In 1990 I again met Tom DeLay for lunch in Washington DC. It was an off-the-record lunch with a man I was told was fast becoming one of the most powerful GOP politicians around. Huh? Hot Tub Tom? Surely someone was pulling my leg. But no this Tom DeLay bore no relation to the man I had met years before. That Tom DeLay was ready to rock. This Tom DeLay was ready to fight.

On a personal level I took an instant and total dislike to him. He was openly irritated his staff has arranged a meeting with a member of the press, even one reasonably philosophically in tune with his views. He clearly considered anyone working for a mainstream media organization to be an enemy and his way of dealing with enemies was to get in their face. What I remember most about this Tom DeLay was that he was only too happy to make enemies – looked forward to it. Friends, he told me, were fickle but you could count on enemies. See who a man’s enemies were and you would know instantly if you could trust him, he advised.

On a political level I found DeLay fascinating. One of my personal political heroes has always been Sam Rayburn. Mr. Sam was a man who knew how to accumulate and use power. My favorite Rayburn story had Mr. Sam calling a committee chairman from Maryland to demand he cut lose a bill Rayburn wanted passed. He told the chairman he had 24-hours to report the bill favorably, or he, Rayburn, would move Annapolis to Galveston. The bill was duly reported out.

DeLay at this point was nobody. Newt Gingrich was just a rabble rousing backbencher. Dick Armey was just a nutty professor sleeping under his desk.  But the new Tom DeLay was clearly in the thick of planning an overthrow of the regime ancient in Congress. Enough Mr. Nice Guy, he said. Republicans had to stop thinking like they were a “constitutionally ordained minority.” The time had come to get in some face and kick some butt. Yes, you needed “media smoothies” (I think he meant Gingrich) and “pointy heads” (I think he meant Dick Armey), but what you really needed was somebody who could get people elected and break heads. He clearly meant DeLay.

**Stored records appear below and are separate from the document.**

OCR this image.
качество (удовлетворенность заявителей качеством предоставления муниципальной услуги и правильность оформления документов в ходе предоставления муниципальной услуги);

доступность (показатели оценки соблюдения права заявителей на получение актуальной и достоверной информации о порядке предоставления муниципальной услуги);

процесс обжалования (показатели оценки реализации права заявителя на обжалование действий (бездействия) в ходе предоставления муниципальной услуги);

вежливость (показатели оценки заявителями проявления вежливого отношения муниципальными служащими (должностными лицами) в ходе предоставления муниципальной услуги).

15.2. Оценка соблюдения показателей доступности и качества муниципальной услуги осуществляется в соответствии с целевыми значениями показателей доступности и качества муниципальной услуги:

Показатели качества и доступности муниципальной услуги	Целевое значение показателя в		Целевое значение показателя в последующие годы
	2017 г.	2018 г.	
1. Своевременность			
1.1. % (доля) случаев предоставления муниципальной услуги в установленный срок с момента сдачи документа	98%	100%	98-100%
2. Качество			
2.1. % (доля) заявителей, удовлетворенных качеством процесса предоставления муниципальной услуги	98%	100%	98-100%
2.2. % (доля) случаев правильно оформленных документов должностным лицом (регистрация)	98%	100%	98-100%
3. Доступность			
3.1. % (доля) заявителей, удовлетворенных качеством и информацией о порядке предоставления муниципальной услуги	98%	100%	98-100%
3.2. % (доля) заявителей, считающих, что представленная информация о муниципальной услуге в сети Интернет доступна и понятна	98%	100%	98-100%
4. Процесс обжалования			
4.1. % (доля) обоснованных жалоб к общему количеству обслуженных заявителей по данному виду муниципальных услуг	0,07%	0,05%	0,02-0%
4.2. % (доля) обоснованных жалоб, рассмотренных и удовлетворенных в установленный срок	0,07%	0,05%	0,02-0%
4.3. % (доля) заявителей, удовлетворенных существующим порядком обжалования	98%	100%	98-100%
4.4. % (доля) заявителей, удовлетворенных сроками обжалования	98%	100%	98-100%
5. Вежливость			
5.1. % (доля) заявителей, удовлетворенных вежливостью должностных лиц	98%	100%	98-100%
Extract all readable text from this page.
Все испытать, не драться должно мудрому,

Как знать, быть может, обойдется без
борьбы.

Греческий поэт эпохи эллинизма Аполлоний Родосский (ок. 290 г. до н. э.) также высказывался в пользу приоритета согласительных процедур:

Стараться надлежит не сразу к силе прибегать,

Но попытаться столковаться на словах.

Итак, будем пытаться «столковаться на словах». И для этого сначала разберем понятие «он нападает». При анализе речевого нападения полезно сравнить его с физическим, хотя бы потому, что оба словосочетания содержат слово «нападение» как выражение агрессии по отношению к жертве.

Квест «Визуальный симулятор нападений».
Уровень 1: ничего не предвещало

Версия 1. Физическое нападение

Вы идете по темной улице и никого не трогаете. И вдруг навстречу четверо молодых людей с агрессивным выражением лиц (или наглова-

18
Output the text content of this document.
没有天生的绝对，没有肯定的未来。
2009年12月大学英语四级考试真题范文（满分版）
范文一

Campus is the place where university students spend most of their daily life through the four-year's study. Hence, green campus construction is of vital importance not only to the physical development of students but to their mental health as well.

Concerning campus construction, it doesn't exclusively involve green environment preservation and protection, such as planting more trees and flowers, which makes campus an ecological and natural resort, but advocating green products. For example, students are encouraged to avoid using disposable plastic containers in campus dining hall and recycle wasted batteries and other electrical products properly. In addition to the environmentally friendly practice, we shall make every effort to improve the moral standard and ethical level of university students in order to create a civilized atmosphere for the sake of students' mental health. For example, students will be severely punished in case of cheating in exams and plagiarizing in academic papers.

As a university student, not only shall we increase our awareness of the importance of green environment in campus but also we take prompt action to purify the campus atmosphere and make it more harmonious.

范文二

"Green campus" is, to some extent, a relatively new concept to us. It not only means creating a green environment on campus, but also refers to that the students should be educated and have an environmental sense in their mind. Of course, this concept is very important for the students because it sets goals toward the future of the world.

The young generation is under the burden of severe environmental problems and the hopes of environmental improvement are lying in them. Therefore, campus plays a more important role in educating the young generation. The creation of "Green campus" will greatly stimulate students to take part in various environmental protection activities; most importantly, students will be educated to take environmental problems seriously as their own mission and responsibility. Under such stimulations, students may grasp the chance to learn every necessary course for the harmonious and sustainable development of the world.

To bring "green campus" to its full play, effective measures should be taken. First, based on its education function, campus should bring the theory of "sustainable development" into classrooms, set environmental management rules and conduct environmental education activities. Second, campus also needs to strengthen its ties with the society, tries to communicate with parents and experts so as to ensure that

I have never seen or spoken with Tom DeLay since. But that meeting encouraged me to watch carefully and with interest. Personal distaste aside the idea of someone who was willing to seek and use power to create party discipline was an idea I liked. Political parties needed to stand for something and their members shouldn’t be able to take party money and then become free agents. DeLay I believed could never be Speaker; he was too unpolished to be a public spokesperson, and too hard-line right to be out front; he wasn’t made for the media age. But boy if he was willing to operate in the shadows - look out.

In 1994 the hero of the mainstream media, Bill Clinton, handed control of Congress to the GOP and “Hot Tub Tom” became the “Hammer.” The Hammer rose quickly to become the most powerful party master since Rayburn. But he wasn’t Mr. Sam. Mr. Sam understood when to hold them and when to fold them. He never gave his enemies any more reason to hate him than they already had. He allowed his defeated foes their dignity. Mr. Sam knew today’s foe could be tomorrow’s friend and he didn’t want to make the trip back more difficult. Finally, Mr. Sam knew that there was a legal limit and an ethical limit. He never crossed either line.

Personally, I believe that Tom DeLay did what Ronnie Earle says he did; I just don’t think it was illegal. Personally, I don’t believe that Tom DeLay played ball any harder than Democrats in years gone by when he manipulated the redrawing of Texas Congressional lines; he just did it at the wrong time. He saw that the key to a Republican Congress and his own power was raising money just like Mr. Sam whose power was largely built on oil money flowing into Democratic campaigns across the country. But just as Mr. Sam had a blind spot for Lyndon Johnson, the Hammer apparently had one for Jack Abramoff. The problem was that Lyndon was bound for the White House and Abramoff for the jail house.

The DeLay era is over. We may never see his like again. That is both a good thing and a bad thing.